Tangled and Grey Gardens

by Andrea Elizabeth

Continuing with meaning and doors. Tangled is worthwhile, imo. It is probably the most Disney World of all the movies, but there was insightful character portrayal of “mother seduction” mixed with undermining (which I read about after watching Grey Gardens. Here’s another article on it. btw not for children.) that can lead to daughters developing Borderline Personality Disorder, or to at least have the angst which is so well portrayed in Tangled. Some may also say it’s a critique of over-protection or even homeschooling. Not too long ago I would have gotten defensive over the homeschooling part, but I think the problems in the relationship have more to do with mother-seduction and undermining and would happen whether the child went to public school or not. Edie Beale (Grey Gardens) went to school, except for the year or two she was kept at home. One would have to vilify cloistering in general to make that claim, which I think is too simplistic. See St. Macrina and her mother for a more positive example. Over-vilification of the outside world is also the problem, which leads me to the doors.

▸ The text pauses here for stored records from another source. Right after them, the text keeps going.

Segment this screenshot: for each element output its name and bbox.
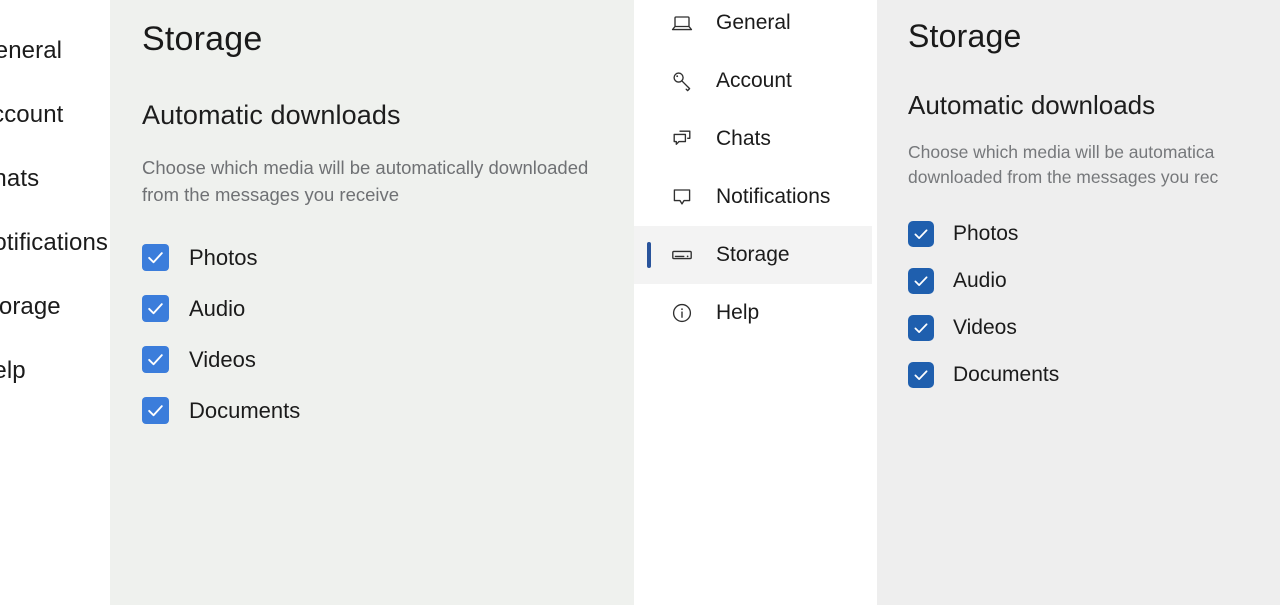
sidebar-item-label: Chats [0, 165, 40, 192]
laptop-icon [668, 9, 696, 37]
sidebar-item-label: Account [0, 101, 64, 128]
checkbox-label: Videos [953, 315, 1017, 339]
checkmark-icon[interactable] [908, 361, 934, 388]
sidebar-item-label: Storage [0, 293, 61, 320]
page-title: Storage [908, 18, 1022, 54]
checkbox-label: Audio [953, 268, 1007, 292]
nav-item-label: Storage [716, 243, 790, 266]
checkbox-label: Photos [189, 244, 258, 270]
info-circle-icon [668, 299, 696, 327]
sidebar-item-label: Notifications [0, 229, 109, 256]
storage-settings-pane-right: Storage Automatic downloads Choose which… [877, 0, 1280, 605]
nav-item-chats[interactable]: Chats [634, 110, 872, 168]
section-description-line-1: Choose which media will be automatica [908, 142, 1215, 162]
section-description-line-2: downloaded from the messages you rec [908, 167, 1219, 187]
sidebar-item-account[interactable]: Account [0, 86, 110, 144]
hard-drive-icon [668, 241, 696, 269]
nav-item-label: Chats [716, 127, 771, 150]
checkbox-row-documents[interactable]: Documents [908, 351, 1059, 398]
checkbox-row-photos[interactable]: Photos [142, 232, 300, 283]
checkmark-icon[interactable] [142, 244, 169, 271]
page-title: Storage [142, 20, 263, 58]
checkmark-icon[interactable] [908, 267, 934, 294]
sidebar-item-help[interactable]: Help [0, 342, 110, 400]
nav-item-account[interactable]: Account [634, 52, 872, 110]
checkbox-row-audio[interactable]: Audio [908, 257, 1059, 304]
checkmark-icon[interactable] [908, 220, 934, 247]
cropped-sidebar-strip: General Account Chats Notifications Stor… [0, 0, 110, 605]
section-description: Choose which media will be automatically… [142, 157, 589, 205]
checkbox-row-photos[interactable]: Photos [908, 210, 1059, 257]
checkmark-icon[interactable] [908, 314, 934, 341]
checkbox-label: Videos [189, 346, 256, 372]
nav-item-general[interactable]: General [634, 0, 872, 52]
nav-item-help[interactable]: Help [634, 284, 872, 342]
sidebar-item-storage[interactable]: Storage [0, 278, 110, 336]
nav-item-notifications[interactable]: Notifications [634, 168, 872, 226]
sidebar-item-label: Help [0, 357, 26, 384]
checkbox-label: Photos [953, 221, 1019, 245]
speech-bubble-icon [668, 183, 696, 211]
checkbox-row-videos[interactable]: Videos [142, 334, 300, 385]
checkbox-label: Audio [189, 295, 246, 321]
checkbox-label: Documents [189, 397, 301, 423]
nav-item-storage[interactable]: Storage [634, 226, 872, 284]
chat-bubbles-icon [668, 125, 696, 153]
sidebar-item-notifications[interactable]: Notifications [0, 214, 110, 272]
section-heading: Automatic downloads [908, 90, 1156, 120]
automatic-downloads-options: Photos Audio Videos Documents [908, 210, 1059, 398]
sidebar-item-general[interactable]: General [0, 22, 110, 80]
nav-item-label: General [716, 11, 791, 34]
nav-item-label: Account [716, 69, 792, 92]
automatic-downloads-options: Photos Audio Videos Documents [142, 232, 300, 436]
checkmark-icon[interactable] [142, 397, 169, 424]
checkmark-icon[interactable] [142, 295, 169, 322]
sidebar-item-label: General [0, 37, 63, 64]
key-icon [668, 67, 696, 95]
checkbox-label: Documents [953, 362, 1060, 386]
screenshot-stage: General Account Chats Notifications Stor… [0, 0, 1280, 605]
checkbox-row-audio[interactable]: Audio [142, 283, 300, 334]
settings-navigation-pane: General Account Chats Notifications Stor… [634, 0, 877, 605]
section-description: Choose which media will be automatica do… [908, 140, 1280, 190]
checkbox-row-documents[interactable]: Documents [142, 385, 300, 436]
nav-item-label: Notifications [716, 185, 831, 208]
nav-item-label: Help [716, 301, 760, 324]
checkbox-row-videos[interactable]: Videos [908, 304, 1059, 351]
sidebar-item-chats[interactable]: Chats [0, 150, 110, 208]
section-heading: Automatic downloads [142, 100, 401, 130]
storage-settings-pane-left: Storage Automatic downloads Choose which… [110, 0, 634, 605]
checkmark-icon[interactable] [142, 346, 169, 373]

There was a symbolic scene in Rapunzel’s tower where she paints over the only religious symbol in her room. What she replaced it with was a worthy symbol of human communion, but the message is that true human love is the only thing you can count on, not God. Additionally, there is also a message that scary people in bars, the other doors, are the true saviors. I can’t help but think that is just wishful thinking. I remember in my rebellious years thinking that the “lower sort” were more real and true than Christians, but they turned out to bite me too. You really can’t put your faith in a type of person. I almost said, ‘don’t trust in princes or the sons of men’, and that is true, but I trust and need George so I can’t really make a blanket, unqualified statement like that.